“Pure White”: When Asbestos Was Used As Fake Snow
Although labeled as “Pure White” Snow, the highly fibrous material inside this vintage carton is actually beige; reflecting the fact that it is primarily amosite, amphibole asbestos (also known as “brown asbestos”).
Many films shot in the early 20th century, including the likes of The Wizard of Oz, featured their actors being sprinkled with fake snow. Little do viewers realize, this effect was created by showering performers with chrysotile asbestos fibers, small snow like particles that were once used on movie sets, in department store displays, and even in private homes. Everybody wanted to get in on the fake asbestos snow action. And why not? From the mid-1930s to the 1950s, asbestos was seen as a versatile and harmless substance.

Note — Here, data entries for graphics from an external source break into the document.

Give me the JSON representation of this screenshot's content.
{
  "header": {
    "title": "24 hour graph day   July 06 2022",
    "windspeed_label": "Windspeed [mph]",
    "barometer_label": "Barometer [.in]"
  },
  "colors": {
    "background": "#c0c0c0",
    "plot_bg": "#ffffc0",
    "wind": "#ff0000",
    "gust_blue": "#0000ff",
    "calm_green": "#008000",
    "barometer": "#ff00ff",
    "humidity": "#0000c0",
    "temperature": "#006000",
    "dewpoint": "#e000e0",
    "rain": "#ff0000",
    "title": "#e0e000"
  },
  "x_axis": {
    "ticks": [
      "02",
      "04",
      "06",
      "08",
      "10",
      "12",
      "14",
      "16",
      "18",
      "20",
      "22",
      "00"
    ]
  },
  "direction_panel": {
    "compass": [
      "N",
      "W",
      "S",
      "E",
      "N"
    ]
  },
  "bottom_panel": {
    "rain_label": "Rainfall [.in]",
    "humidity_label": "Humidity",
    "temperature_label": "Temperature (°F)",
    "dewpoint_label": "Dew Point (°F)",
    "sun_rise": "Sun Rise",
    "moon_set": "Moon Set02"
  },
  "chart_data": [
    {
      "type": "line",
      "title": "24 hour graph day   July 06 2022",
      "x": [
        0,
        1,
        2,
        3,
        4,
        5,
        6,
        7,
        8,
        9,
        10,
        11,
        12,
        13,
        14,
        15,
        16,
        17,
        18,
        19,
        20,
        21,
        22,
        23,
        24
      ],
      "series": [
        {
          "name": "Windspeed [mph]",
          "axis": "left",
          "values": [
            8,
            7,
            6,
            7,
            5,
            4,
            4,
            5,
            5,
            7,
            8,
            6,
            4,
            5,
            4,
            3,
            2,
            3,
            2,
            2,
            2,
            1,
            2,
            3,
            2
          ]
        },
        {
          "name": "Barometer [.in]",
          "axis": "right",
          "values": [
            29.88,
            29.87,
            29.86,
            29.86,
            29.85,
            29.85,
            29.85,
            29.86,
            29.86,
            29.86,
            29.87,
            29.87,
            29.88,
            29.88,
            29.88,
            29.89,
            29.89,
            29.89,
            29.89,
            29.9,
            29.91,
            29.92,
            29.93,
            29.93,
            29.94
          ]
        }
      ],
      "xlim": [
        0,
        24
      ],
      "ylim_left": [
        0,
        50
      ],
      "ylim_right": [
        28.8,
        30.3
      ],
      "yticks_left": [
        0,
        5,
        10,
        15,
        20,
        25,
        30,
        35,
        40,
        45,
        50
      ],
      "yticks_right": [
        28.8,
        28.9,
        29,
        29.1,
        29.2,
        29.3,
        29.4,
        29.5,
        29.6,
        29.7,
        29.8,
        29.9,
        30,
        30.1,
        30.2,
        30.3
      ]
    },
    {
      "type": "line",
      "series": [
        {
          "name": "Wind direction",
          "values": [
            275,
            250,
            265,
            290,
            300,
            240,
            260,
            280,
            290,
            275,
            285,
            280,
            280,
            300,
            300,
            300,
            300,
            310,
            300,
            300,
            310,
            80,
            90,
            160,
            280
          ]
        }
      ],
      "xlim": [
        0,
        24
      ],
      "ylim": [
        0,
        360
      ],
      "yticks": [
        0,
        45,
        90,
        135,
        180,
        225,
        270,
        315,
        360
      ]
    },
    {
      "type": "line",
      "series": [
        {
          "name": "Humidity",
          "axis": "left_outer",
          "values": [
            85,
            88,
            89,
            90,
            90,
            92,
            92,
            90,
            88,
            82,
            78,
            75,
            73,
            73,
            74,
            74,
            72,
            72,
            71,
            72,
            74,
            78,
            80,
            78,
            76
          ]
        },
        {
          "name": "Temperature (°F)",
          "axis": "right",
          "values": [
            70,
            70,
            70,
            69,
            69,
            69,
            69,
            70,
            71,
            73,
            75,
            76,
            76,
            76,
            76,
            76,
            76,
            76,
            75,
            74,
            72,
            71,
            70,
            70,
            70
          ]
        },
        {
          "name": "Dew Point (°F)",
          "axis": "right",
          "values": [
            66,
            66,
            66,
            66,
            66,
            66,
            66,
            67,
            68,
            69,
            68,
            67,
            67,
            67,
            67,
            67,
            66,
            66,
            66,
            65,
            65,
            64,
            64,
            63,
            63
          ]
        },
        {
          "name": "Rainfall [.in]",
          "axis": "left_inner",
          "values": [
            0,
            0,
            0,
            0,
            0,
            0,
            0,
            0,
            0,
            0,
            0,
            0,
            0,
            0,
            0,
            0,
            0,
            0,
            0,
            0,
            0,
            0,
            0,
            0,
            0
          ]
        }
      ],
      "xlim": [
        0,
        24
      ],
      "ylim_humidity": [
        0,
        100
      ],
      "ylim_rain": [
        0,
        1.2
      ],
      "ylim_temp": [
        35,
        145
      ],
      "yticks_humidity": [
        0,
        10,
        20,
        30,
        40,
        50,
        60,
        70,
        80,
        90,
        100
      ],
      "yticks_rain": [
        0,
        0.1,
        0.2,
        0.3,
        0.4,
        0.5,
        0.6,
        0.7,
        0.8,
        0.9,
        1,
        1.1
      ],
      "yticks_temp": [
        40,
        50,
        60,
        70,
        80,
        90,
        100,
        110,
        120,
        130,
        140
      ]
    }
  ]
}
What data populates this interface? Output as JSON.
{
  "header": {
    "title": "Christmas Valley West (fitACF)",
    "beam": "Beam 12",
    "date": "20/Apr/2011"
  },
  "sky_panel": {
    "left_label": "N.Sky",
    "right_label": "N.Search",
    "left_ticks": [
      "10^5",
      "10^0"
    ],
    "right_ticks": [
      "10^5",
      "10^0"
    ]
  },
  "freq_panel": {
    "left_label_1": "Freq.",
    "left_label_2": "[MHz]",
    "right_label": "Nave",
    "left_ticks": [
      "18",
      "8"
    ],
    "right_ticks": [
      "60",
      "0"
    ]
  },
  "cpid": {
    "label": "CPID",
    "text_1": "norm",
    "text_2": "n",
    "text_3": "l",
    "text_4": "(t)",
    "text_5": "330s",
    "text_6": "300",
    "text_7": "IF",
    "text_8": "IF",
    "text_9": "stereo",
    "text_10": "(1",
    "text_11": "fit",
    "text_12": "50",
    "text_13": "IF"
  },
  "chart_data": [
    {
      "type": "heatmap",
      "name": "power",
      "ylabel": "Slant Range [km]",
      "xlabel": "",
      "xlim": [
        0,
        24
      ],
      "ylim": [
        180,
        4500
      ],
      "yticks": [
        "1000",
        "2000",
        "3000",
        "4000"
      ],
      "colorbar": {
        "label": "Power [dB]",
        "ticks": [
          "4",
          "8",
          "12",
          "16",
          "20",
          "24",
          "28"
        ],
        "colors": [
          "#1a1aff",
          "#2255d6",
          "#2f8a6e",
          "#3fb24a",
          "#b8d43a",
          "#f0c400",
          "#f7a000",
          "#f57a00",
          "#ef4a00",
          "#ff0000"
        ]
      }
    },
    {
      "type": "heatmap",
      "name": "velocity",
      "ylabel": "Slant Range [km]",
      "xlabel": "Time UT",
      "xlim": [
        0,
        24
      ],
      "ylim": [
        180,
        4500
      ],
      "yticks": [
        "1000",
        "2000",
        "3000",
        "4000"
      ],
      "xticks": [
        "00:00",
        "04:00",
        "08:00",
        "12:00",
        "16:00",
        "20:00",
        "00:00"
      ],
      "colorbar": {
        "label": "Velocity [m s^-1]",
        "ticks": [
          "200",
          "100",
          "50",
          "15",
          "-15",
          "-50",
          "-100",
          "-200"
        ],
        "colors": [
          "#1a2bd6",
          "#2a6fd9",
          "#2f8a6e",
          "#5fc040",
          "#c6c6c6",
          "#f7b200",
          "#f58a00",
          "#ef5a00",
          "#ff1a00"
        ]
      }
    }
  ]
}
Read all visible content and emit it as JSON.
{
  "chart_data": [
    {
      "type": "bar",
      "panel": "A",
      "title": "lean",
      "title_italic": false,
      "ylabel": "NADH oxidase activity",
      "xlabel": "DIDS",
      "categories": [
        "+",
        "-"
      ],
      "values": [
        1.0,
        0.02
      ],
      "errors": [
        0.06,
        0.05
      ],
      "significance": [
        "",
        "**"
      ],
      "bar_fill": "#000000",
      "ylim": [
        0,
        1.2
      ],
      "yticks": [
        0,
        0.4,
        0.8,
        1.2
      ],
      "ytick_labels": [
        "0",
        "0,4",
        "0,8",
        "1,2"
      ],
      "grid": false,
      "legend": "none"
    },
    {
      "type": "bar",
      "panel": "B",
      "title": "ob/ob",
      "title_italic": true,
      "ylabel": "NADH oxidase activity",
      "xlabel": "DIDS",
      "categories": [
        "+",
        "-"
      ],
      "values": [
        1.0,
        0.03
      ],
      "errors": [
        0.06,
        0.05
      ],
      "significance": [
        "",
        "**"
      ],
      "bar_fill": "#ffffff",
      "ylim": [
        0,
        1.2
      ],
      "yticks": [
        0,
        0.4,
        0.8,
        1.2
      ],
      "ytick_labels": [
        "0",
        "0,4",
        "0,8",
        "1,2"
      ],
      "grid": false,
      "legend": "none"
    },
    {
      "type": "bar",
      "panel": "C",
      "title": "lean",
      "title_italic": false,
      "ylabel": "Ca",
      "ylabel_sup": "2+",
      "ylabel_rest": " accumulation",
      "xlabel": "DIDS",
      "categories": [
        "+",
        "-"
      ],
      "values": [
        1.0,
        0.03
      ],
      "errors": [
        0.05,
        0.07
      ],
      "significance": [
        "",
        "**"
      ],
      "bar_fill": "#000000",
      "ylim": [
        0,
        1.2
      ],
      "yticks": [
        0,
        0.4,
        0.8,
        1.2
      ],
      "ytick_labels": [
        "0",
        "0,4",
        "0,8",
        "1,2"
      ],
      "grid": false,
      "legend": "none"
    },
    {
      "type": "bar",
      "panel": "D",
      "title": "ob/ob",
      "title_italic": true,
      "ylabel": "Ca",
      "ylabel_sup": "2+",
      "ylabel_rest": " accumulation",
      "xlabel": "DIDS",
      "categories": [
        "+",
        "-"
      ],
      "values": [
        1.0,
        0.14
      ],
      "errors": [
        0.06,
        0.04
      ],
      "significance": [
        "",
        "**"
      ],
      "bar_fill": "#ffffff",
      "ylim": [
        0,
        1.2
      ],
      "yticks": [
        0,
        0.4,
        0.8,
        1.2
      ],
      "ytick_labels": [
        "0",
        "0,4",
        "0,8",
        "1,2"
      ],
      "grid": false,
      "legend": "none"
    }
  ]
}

To date, it’s difficult to know the hazard that was presented by asbestos-based fake snow products. Most asbestos products involved some quantity of the fiber being used as part of a chemical compound that bound the fibers together, making them difficult to inhale until the material was damaged. But fake snow, often used in displays or in family homes, was simply pure white asbestos fibre piled up in drifts. Anyone who had any contact was inhaling deadly fibers in quantities normally associated with those working in asbestos mines.
Thankfully, you can safely shop for fake snow this Christmas knowing you won’t be exposed to asbestos…but spare a thought for the innocent workers and householders of the past, many of whom are still living with the consequences of the 20th century’s addiction to asbestos.